Since then, Biomimicry India has conducted over 190 workshops/conferences on biomimicry, across all disciplines and age groups, and reached over 25,000 people. Biomimicry has been successfully taught in engineering schools, trade schools, design schools, K-12 education, and corporations. These include Indian Institute of Technology (IIT), National Institute of Design (NID), National Institute of Fashion Technology (NIFT), Indian School of Business (ISB), etc.

“We have also worked with ISRO, ITC, CII-YI, Rolls Royce, Mahindra & Mahindra, Axis Bank, SPA Delhi and CEPT Universityin addition to organizing classes and open workshops with participants from various age groups and disciplines,” says Seema.

However, it wasn’t always easy to navigate for the duo, who at first gave talks to largely empty halls, even when the talks were free. The first biomimicry innovation lab that Seema set up was not in India, but in China.

Prashant believes that while people believe in the fundamental benefits of biomimicry, there is a level of skepticism that has hampered further investment from education and industry. He attributes this to the current structure of academia, which is siloed, and says that biomimicry is holistic and multidisciplinary.

“In the 21st century, the ecosystem, the nature of communication and learning has evolved, and in response to this, Biomimicry India has charted its own course in offering and making biomimicry learning accessible to as many people as possible. of people possible by offering and developing the discipline not only as a course/workshop in colleges and schools, but also through the media/media of public events and popular culture.This is the great differentiation of our business,” says Prashant.

“Today we live in a system where we constantly feel incomplete.
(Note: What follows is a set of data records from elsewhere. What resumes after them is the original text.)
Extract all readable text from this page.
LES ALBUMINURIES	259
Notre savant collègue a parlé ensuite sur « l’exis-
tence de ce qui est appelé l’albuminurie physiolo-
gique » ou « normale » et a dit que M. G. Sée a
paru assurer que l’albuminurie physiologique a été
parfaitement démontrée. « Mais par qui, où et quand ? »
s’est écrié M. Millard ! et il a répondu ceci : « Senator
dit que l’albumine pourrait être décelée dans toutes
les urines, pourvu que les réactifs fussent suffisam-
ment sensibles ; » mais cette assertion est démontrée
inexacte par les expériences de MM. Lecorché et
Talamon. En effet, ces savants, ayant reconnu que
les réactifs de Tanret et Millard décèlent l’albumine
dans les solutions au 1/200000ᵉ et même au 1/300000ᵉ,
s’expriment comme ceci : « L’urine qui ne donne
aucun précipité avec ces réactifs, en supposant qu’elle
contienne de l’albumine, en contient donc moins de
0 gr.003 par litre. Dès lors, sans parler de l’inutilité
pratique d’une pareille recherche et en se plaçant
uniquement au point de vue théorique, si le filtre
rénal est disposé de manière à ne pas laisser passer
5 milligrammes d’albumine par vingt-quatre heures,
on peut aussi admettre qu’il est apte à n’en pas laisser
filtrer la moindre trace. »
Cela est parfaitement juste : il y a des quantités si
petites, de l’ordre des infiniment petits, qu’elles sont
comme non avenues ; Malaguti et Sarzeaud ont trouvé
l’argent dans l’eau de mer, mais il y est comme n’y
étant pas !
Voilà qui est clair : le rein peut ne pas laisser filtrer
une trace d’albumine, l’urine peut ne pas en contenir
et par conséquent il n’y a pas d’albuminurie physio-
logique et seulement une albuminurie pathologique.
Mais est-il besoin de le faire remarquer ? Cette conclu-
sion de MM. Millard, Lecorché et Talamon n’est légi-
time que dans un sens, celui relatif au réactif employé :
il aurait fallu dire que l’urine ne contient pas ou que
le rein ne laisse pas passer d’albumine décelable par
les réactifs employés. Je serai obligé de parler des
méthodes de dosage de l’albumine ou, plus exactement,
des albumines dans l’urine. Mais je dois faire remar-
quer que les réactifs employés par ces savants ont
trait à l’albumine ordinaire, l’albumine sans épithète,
So, we think, get a Harvard degree that will complete you. is bullshit. As long as we look at industrial benchmarks, we are always incomplete. And the interesting thing that we find is that our education had become our prison.”

Is it viable?

So, when asked if biomimicry is viable in today’s world, Prashant says, “There is growing awareness and demand for environmentally sustainable products, processes and policies. Governments also encourage this. Industry and business need to understand and address new innovation challenges, not only for their present sustenance, but also to be ready for the future.

Calling current systems unsustainable, he says the way we think today will not be enough to develop the kind of environmentally sustainable innovations that industry and business need to be ready for the future. “The biomimicry approach has helped industries and companies create innovations that are not only sustainable but also cost-effective, while mitigating risks and reducing costs.”

Seema adds that biomimicry is probably the only program based on observation and learning from natural phenomena and models – and therefore enables learning in an integrated way and not in a reductionist format within the “silos” of subjects/subjects).

One of the challenges they face is that even though people are talking about sustainability, it’s still only lip service. “Actually, I think it’s a fashion accessory, which people wear to parties or fashionable conferences. But that’s just fashion. So you’ll hear everyone talking about the environment, but just look at how they run their industry. But that’s just a design flaw. We have all created a system where we reward, fire or hire people based on their economic performance. So no matter what they do, ultimately they try to fit into everything in our economic system,” Prashant says.

The couple says it also comes down to how we treat each other. “If you really think deeply, look at how we teach our children. You say, ‘How can I shape it so that I can integrate it into the economy so that it can integrate and feed the economy. So the economy is our servant, and our servant has become our master,” he adds.

But Prashant and Seema remain hopeful. “It’s sad that people are so myopic and unwilling to visualize an alternative. We need to understand the realities of our current system. But, we also know that we are just one knock away from the right door. You can’t quit just because you’ve knocked on 100,000 doors,” says Seema.